Should women who elect to have caesarean sections pay for them?BMJ 1999; 318 doi: https://doi.org/10.1136/bmj.318.7190.1070 (Published 17 April 1999) Cite this as: BMJ 1999;318:1070
- I Z MacKenzie, Reader in obstetrics and gynaecology
- Nuffield Department of Obstetrics and Gynaecology, John Radcliffe Hospital, Headington, Oxford OX3 9DU
EDITOR—The issue of whether doctors should perform elective caesarean sections on request confronts obstetricians almost daily.1 Neither the original articles in the BMJ on elective caesarean section nor the correspondence that followed quantified the problem in the United Kingdom. 1 2
The table illustrates the primary indications for 978 caesarean sections performed before labour in 1976, 1986, and 1996 at the John Radcliffe Hospital in Oxford. The information was collected prospectively as part of a larger study.3 The most dramatic change has been the increase in the proportion of elective caesarean sections performed during labour at the woman's request. Of 911 caesarean sections performed during labour in 1976 and 1986 none were done at the woman's request but in 1996, 6% were done at the mother's request.

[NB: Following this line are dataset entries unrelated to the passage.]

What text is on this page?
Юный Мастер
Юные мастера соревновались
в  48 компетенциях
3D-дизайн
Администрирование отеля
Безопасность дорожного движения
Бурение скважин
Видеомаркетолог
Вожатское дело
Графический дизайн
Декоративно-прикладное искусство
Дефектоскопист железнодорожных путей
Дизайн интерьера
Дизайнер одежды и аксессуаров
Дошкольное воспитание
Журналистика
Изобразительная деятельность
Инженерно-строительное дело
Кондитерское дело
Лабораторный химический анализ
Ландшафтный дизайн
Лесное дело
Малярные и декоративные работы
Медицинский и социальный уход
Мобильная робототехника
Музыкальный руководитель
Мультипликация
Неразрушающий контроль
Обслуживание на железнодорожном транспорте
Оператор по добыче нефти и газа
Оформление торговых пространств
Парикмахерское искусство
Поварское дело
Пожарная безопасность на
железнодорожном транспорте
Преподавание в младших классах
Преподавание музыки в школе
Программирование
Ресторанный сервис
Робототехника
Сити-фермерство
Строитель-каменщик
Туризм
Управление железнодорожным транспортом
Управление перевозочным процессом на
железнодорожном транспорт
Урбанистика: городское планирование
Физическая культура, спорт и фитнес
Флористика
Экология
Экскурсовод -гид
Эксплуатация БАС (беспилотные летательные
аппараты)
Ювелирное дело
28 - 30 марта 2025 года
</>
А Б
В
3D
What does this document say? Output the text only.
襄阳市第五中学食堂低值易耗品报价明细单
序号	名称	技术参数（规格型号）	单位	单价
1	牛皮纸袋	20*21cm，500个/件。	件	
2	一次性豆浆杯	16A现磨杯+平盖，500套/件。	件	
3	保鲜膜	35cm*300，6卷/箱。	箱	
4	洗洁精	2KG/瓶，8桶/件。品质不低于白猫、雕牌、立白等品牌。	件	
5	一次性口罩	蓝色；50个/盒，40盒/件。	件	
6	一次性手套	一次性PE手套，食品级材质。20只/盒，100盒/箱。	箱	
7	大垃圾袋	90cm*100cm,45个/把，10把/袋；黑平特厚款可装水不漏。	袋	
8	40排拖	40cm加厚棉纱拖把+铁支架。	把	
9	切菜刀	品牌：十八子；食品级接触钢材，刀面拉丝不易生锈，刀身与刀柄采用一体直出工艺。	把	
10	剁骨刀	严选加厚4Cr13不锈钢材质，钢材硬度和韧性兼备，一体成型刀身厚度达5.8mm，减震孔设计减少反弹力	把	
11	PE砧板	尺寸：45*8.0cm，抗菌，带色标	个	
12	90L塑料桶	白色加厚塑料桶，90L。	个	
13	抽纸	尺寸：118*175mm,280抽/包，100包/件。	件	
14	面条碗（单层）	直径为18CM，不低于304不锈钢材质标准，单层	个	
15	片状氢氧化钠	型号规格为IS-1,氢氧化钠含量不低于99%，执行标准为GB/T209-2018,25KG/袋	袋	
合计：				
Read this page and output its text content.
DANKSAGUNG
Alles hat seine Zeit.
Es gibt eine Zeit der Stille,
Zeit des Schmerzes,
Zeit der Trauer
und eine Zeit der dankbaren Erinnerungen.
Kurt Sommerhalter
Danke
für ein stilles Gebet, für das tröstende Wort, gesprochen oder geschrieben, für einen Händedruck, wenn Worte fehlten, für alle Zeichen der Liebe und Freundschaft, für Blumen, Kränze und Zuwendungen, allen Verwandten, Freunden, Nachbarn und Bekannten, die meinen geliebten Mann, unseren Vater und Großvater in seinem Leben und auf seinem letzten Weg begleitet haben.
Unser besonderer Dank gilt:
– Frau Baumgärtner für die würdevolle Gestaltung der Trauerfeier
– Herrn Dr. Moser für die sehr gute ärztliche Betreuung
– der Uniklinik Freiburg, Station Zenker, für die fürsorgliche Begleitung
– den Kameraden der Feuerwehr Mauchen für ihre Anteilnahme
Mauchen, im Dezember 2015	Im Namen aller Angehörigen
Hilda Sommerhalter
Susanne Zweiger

The added morbidity and mortality associated with caesarean sections compared with vaginal delivery are clearly relevant2 but personal experience suggests that the patient's awareness of this does not reduce the demand.

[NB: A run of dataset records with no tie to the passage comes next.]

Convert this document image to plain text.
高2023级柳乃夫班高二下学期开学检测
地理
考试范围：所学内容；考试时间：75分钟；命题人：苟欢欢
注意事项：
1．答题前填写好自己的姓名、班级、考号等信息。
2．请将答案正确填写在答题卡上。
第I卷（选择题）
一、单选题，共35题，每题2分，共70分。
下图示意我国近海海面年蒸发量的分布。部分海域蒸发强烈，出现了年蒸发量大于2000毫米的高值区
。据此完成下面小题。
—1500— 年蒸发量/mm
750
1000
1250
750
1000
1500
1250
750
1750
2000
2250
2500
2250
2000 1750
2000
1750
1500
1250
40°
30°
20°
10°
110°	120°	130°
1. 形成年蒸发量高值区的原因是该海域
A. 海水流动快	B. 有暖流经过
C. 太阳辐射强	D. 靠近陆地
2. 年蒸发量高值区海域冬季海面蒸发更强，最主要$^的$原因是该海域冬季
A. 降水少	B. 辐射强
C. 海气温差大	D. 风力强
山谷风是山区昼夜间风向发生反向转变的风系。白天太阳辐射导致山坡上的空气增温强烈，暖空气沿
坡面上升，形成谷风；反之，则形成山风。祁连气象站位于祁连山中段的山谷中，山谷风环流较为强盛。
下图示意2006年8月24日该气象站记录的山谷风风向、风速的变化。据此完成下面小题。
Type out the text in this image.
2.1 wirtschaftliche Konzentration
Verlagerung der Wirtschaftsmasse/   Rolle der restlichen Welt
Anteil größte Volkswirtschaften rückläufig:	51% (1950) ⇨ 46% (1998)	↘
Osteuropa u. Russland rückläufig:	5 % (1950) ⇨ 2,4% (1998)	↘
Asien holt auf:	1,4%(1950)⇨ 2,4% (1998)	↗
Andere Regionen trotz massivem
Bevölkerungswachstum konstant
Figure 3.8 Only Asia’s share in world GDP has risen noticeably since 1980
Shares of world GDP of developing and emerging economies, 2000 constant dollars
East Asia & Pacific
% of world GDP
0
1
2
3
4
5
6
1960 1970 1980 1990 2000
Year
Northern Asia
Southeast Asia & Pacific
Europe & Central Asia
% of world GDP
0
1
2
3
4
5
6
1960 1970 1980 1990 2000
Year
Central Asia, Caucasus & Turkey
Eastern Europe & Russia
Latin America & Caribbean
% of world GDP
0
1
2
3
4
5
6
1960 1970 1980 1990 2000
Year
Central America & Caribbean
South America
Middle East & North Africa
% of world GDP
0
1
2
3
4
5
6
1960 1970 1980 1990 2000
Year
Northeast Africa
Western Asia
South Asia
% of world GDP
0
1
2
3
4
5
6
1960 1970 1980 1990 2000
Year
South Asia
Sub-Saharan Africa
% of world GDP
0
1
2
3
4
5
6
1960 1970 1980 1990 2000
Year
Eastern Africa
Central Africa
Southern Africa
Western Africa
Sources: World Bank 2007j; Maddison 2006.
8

The cost to the NHS for a caesarean section is not established2 but it has been calculated for the John Radcliffe Hospital at £668 ($1069), which includes the preoperative check (£6), the operation (£188), and a mean 4.2 days in the postnatal ward (£475).4 The cost of inducing labour has been calculated at £644 for a nulliparous woman and £494 for a multiparous woman which includes the induction, intrapartum care with delivery, and a mean 2.1 days in the postnatal ward.4 Using these figures, it would be reasonable to make a small charge for those women who request a caesarean section that is not medically indicated. Since it is widely accepted that women should be allowed to choose delivery by caesarean section,2 labour induction as term approaches should also be accepted despite current opposition from obstetricians and midwives. The risk of caesarean section to a woman's health and life should, however, be made clear.